The next question which is bound to come up is: what happens when graphical
applications want to use more video memory than the system as a whole can
provide? Normal system RAM pages which are used as video memory are locked
in place (and unavailable for other uses), so there must be a clear limit
on the number of such pages which can be created. The current solution to
this problem is to cap the number of such pages at a fraction of the available low memory
- up to 1GB on a 4GB, 32-bit system. It would be nice to be able to extend
this memory by writing unused pages to swap, but the Linux swap implementation is
not meant to work with pages owned by the kernel. The long-term plan would
appear to be to let the X server create a large virtual range with
mmap()
, which would then be swappable. That functionality has not
yet been implemented, though.

There is a lot more to the TTM code than has been described here; some more
information can be found in this TTM overview [PDF]
.
For the time being, this code works with a patched version of the Intel
i915 driver, with other drivers to be added in the future. TTM has been
proposed

for inclusion into -mm now and merger into the mainline for
2.6.25. The main issue between now and then will be the evaluation of the
user-space API, which will be hard to change once this code is merged.
Unfortunately, documentation for this API appears to be scarce at the
moment.


(Log in
to post comments)

 

Memory management for graphics processors

Posted Nov 8, 2007 23:53 UTC (Thu) by jwb
(guest, #15467)
[Link
]

This article touches on something I've always wondered.  Is there anything on these GPUs which
prevents a user from addressing random bits of the video memory? Suppose I use "fast user
switching" in Mac OS to give the system over to some other user. Does the OS flush the VRAM?
Could the other user program the GPU to display random memory addresses as textures? If there
are remnants of other people's windows in texture memory, that would be Bad(TM).

 

Memory management for graphics processors

Posted Nov 9, 2007 1:11 UTC (Fri) by zlynx
(subscriber, #2285)
[Link
]

I believe that the Linux kernel DRM (direct rendering) modules are supposed to check the
command stream to ensure that cannot happen.

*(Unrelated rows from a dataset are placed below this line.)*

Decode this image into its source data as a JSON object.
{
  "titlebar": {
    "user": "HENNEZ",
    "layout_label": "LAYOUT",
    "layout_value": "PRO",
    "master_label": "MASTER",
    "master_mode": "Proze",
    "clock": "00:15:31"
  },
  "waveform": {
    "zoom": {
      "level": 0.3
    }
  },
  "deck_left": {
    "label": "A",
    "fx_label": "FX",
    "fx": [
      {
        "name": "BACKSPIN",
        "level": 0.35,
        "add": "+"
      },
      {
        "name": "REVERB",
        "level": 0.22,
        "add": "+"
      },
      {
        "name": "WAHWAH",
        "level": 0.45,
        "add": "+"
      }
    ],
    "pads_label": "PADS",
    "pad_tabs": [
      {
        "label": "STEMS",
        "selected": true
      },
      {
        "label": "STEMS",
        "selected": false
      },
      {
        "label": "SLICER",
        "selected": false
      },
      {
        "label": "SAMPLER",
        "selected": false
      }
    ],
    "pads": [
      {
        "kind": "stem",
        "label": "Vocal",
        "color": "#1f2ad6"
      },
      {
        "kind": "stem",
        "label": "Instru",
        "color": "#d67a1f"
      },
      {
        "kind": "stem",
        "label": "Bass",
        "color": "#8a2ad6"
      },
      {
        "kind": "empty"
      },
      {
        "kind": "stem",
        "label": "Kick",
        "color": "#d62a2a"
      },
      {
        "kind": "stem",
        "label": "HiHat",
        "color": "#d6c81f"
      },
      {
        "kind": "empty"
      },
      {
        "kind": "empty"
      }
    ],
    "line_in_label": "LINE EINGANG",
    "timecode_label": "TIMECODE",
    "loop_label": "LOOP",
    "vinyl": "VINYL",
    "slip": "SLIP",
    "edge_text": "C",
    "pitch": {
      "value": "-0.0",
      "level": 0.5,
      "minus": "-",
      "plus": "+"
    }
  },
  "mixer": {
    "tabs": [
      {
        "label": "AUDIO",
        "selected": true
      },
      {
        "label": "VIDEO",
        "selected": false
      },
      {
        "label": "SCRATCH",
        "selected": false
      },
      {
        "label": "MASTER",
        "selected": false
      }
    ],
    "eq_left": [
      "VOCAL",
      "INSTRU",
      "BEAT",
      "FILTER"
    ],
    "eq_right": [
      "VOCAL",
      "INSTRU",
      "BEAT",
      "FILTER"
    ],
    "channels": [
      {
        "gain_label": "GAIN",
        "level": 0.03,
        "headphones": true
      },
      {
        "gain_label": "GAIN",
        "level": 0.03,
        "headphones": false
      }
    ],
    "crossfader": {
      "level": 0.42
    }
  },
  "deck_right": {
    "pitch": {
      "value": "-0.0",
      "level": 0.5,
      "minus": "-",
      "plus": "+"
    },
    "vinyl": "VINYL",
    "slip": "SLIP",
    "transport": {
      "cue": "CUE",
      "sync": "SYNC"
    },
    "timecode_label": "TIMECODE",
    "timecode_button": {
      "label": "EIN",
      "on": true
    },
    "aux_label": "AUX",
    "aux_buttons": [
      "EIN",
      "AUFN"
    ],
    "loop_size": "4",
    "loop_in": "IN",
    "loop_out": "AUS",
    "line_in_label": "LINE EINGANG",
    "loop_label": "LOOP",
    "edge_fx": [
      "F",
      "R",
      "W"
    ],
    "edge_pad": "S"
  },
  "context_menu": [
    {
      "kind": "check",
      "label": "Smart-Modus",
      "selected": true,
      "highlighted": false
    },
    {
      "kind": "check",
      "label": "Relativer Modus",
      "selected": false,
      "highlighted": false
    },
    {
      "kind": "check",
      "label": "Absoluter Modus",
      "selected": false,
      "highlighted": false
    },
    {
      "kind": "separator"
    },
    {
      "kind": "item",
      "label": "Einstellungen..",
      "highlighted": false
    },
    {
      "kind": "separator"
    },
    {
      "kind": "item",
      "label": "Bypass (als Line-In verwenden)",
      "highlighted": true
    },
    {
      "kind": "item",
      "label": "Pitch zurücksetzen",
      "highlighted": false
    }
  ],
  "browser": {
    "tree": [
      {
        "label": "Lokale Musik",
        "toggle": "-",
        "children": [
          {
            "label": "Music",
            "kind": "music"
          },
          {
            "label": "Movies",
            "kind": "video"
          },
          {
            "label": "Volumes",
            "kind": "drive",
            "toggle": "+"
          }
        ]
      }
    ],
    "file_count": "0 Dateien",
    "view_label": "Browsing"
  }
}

I suppose that with a very optimized DMA design, this might not be possible. In that case
you'd have to trust the X server and OpenGL driver to take care of it.

 

Memory management for graphics processors

Posted Nov 9, 2007 19:05 UTC (Fri) by nix
(subscriber, #2304)
[Link
]

Unless the commands are so simple they aren't Turing-complete, or their 
form is extremely restricted and stereotyped, I suspect this reduces to
solving Rice's theorem, which is of course impossible in the general case
for just the same reason solving the halting problem is, and is
ridiculously difficult even in most useful special cases.

 

Memory management for graphics processors

Posted Nov 9, 2007 8:59 UTC (Fri) by airlied
(subscriber, #9104)
[Link
]

Later GPUs such as Intel 965 and up, and ATI r500, and Nvidia g80, have page table support
that can be leverage at a hw level...

However we can mostly protect things using the kernel with the TTM layer described above. It
won't let you access video ram directly everything must go through a buffer object which has
basic sharing permissions.

In the future we hope to implement better permission models and maybe even some sort of
SELinux integration.

 

Security Implications: Use cases

Posted Nov 9, 2007 18:19 UTC (Fri) by AnswerGuy
(subscriber, #1256)
[Link
]

The "fast user switching" feature that's being added to systems like
Ubuntu might have some security downsides. However, we should consider
the use case for which "fast user switching" is intended an keep in mind
that there are other user switching methods available.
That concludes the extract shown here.